Saturday was the NEA's Annual Read Across America Day. It celebrates Dr. Seuss' birthday and promotes reading for young and old alike. Many schools, including mine, celebrated this day with different Dr. Seuss themes.
It's stated that Theodore Geisel never made a point of having a specific moral in mind when writing a story He said that "kids can see a moral coming a mile off". Even though he wasn't opposed to writing about specific issues, he said that "there's an inherent moral in any story, and I'm subversive as hell."
I love Dr. Seuss. Most people do. I grew up with a well listened and worn LP record of Horton Hatches the Egg on one side, and The Sneetches and other Stories on the other.
(I still have this album in my basement).
These two book are probably my favorites and well worn into my mind.
The Sneetches and Other Stories
Those silly Sneetches wishing they had stars on thars. Of course there is a greater underlying theme to this story, that we are all alike no matter what our outside looks like. I'm not sure if I understood all that, or just wondered what old Sylvester McMonkey McBean did with that machine after fixing and unfixing all the Sneetches. Were there other places where Sneetches lived and wished to add or a remove a star?
Really the two best parts of this book for me where the story of Mrs. McCave who had 23 sons and named them all Dave, and the last story.
I love that one so much I wrote about it and the whole Sneetches collection here:
How To Name a Baby With the Help of Dr. Seuss
And the culmination of the collection is the frightful
What Was I Scared Of?
I'll tell you what! Pale green pants with nobody inside them! Come on, think about it, it is FRIGHTENING.
The majority of the events in the story are scary without even adding the pale green pants with nobody inside them. Picking a peck of Snide in a dark and gloomy Snide-field that was almost nine miles wide? Come on!!
Of course it all ends well...
My true Dr. Seuss love though is
Horton Hatches the Egg
Good old Horton. Rescuing the egg from the good for nothing Mayzie the Lazy Bird.
As a young child, confined to the endless prairie of North Dakota, where nothing interesting EVER happened, the fact that there was a line in the book referencing "Drake, North Dakota" made me feel validated. Drake is a real place, my best friend in kindergarten even moved there. Most books I'd read took place in New York City or Boston or some other well known city. Nothing in books ever happened in North Dakota.
Ahh, sad North Dakotan existence...
But back to Horton, he endured being taunted, being mocked by the other animals, because he was FAITHFUL and had made a promise to care for that egg while Mayzie took a break. Of course she comes back at the end and wants her egg back but sometime life rewards those that are good.
And as Dr. Seuss says, "it should be, it should be, it should be like that!"
You really can't go wrong with any Seuss book.
The 500 hats of Bartholomew Cubbins
Bartholomew and the Oobleck
Caldecott Honor Award, 1949
In both of these stories Bartholomew is the wise one who serves a silly king.
A couple more highly revered books in my home, worth a read or two are:
Thidwick the Big-Hearted Moose
It really redefines the idea of a good host. Read and see why, one of my son's favorites.
Yertle the Turtle and Other Stories
Yertle, king of the turtles, wants to reign higher than everything so insists the other turtles create a tower he can rule from in order to try to be taller than the moon.

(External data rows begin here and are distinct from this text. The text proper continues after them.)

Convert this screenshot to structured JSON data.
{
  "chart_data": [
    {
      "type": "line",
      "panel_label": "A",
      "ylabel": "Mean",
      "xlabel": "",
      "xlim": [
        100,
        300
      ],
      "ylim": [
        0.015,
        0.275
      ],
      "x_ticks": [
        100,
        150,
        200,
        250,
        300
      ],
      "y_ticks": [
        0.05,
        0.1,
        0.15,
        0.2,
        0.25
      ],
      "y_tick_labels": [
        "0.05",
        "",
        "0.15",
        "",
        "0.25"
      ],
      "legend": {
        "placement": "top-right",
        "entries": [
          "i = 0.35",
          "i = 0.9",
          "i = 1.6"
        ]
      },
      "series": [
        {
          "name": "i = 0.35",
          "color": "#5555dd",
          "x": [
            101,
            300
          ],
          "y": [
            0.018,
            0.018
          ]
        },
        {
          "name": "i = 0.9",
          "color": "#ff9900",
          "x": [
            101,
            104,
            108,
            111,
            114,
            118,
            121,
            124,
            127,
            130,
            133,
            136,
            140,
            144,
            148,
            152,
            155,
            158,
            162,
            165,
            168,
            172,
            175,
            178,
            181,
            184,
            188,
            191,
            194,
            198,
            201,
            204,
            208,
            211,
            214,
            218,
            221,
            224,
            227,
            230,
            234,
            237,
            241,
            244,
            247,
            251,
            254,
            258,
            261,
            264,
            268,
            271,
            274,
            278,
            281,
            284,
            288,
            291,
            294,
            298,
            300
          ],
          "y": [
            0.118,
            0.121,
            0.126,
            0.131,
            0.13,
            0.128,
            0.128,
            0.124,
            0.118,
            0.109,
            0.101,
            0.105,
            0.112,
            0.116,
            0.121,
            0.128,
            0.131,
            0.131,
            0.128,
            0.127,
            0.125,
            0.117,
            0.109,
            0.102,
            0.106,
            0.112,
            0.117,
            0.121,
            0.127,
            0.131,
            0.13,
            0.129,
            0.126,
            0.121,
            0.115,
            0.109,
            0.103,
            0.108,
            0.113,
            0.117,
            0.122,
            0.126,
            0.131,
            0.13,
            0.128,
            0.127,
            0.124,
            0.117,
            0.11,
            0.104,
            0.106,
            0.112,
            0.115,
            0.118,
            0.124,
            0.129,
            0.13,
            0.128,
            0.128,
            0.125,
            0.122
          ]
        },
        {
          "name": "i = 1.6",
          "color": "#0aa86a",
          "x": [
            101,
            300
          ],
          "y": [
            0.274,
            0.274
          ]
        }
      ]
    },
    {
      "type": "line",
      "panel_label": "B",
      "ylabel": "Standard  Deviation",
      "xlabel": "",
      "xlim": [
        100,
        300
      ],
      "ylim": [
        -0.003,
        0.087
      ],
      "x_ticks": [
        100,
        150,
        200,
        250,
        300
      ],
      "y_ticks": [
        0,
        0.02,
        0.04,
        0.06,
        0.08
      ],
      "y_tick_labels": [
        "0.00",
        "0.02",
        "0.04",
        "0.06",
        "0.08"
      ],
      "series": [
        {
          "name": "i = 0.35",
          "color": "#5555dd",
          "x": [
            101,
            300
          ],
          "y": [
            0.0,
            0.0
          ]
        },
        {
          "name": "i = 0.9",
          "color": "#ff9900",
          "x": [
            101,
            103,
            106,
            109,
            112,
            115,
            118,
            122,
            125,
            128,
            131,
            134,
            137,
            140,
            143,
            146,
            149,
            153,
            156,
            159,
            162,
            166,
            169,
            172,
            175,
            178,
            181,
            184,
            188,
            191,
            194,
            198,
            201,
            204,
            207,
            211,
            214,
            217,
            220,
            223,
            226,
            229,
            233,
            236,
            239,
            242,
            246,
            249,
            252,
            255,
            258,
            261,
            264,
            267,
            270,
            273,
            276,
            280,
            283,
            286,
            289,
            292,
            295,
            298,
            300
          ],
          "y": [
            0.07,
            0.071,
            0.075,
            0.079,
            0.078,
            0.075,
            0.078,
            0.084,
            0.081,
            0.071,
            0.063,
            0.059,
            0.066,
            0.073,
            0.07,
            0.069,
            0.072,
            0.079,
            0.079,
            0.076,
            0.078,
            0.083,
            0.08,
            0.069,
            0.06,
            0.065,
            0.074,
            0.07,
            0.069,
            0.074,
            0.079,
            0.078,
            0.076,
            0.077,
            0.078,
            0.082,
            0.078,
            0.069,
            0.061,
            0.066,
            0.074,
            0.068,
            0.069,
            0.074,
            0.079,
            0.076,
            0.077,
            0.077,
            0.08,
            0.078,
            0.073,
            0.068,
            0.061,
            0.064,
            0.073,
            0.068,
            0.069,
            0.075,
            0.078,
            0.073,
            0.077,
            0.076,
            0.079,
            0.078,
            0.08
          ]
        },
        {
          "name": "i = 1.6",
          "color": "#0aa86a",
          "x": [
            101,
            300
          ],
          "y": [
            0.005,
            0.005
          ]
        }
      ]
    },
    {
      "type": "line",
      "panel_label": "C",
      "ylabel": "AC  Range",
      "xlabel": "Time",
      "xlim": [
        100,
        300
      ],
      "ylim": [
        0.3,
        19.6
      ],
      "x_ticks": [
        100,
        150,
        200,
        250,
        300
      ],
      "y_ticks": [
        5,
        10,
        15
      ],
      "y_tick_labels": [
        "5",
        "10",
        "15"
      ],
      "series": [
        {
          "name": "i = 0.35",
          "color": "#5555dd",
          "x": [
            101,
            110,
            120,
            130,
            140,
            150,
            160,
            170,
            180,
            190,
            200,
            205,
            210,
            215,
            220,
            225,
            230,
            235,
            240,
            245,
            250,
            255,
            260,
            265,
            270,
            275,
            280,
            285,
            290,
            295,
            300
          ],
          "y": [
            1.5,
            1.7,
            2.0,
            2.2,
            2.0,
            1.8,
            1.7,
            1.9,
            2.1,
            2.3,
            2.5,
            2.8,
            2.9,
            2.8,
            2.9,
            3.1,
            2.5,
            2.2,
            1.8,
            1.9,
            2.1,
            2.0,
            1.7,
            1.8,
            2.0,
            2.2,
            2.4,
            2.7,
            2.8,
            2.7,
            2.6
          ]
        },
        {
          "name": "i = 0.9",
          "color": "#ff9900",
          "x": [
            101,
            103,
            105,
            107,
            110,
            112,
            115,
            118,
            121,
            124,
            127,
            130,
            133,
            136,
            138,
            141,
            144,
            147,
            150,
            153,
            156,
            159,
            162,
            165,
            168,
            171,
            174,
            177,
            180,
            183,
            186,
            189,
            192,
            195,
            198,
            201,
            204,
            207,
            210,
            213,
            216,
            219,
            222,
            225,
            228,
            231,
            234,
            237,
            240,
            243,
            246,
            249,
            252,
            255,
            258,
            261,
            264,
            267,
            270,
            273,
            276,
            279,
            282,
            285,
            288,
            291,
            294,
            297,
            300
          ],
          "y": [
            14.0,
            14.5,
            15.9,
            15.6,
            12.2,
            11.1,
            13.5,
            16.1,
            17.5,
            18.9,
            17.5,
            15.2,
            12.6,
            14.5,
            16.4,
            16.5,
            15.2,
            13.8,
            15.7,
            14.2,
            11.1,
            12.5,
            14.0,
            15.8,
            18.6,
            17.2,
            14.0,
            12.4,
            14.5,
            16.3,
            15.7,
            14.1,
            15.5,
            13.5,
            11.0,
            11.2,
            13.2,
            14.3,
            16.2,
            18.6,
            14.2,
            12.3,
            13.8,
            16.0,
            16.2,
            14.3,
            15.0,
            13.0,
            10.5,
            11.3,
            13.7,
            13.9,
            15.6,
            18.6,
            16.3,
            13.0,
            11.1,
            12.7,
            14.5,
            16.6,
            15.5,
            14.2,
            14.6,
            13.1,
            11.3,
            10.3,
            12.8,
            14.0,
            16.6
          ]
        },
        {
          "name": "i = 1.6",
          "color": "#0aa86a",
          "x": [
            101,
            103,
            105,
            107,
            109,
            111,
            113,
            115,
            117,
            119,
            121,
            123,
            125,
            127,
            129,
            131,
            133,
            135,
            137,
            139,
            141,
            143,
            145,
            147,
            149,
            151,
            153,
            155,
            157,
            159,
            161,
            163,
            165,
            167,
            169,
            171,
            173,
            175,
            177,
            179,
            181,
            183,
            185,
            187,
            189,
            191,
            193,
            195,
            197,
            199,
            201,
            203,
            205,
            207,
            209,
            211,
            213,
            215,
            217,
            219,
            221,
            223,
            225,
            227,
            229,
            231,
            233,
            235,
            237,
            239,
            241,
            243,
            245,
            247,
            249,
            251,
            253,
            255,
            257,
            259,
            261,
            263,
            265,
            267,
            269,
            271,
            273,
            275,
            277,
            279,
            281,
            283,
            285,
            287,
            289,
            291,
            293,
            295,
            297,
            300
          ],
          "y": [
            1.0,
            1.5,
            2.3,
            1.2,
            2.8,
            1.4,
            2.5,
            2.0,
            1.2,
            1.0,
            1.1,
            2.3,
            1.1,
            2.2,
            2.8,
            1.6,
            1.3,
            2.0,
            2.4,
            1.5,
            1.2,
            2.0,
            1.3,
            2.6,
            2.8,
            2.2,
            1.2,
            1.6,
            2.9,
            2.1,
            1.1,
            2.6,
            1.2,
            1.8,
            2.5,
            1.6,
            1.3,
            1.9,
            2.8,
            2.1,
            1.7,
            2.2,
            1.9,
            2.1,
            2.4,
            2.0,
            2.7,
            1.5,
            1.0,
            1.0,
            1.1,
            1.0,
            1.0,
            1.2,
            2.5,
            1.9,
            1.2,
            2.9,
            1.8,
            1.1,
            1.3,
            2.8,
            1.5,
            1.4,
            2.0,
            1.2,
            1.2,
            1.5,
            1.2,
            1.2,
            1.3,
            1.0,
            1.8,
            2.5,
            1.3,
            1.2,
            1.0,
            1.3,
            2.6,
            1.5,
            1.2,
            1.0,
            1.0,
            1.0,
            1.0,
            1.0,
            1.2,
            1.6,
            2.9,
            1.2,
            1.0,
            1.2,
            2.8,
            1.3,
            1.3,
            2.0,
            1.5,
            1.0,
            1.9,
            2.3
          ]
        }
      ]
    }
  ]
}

It doesn't work, it all falls apart (literally) because the bottom turtle, Mack, burps and throws the whole balance off, freeing all the turtles and leaving Yertle as "King of the Mud".
Who doesn't know the story of the Grinch? And his poor dog Max?
How the Grinch Stole Christmas!
The Christmas special is wonderful. The story narrated by Boris Karloff is amazing. Those wonderful baritone songs sung by Thurl Arthur Ravenscroft (the original voice of Tony the Tiger and his trademark "They're grrreat!").The redemption of the Grinch, coupled with the love and good will shown by the Whos is a true classic.
The book is also amazing and I'm often stunned that people have only seen the t.v. program and never read the actual book. Don't be one of those people!
Confession, in the end of the story the Grinch carves the "roast beast". I've always referred to roast beef as roast beast because of this. Recently we were out somewhere and my 15 year-old son called roast beef "roast beast". Oops.
Caldecott Honor Award, 1947
"If I wait long enough, if I'm patient and cool, Who knows what I'll catch in
A small boy, Marco (first in the book below), fishes in a puddle (as a passerby notes to him). But a child's dreams and persistence often pay off.
And to Think That I Saw it on Mulberry Street
This was Dr. Seuss' first book.
I must stress though that while I don't think you can wrong with any Seuss book, you sure can be horrified watching the movie releases of his books. Whoever is managing his estate has sure missed the mark with the horrific Jim Carrey version of "The Grinch"
I admit I did see the movie version of "Horton Hears a Who!" and was excited and hated it.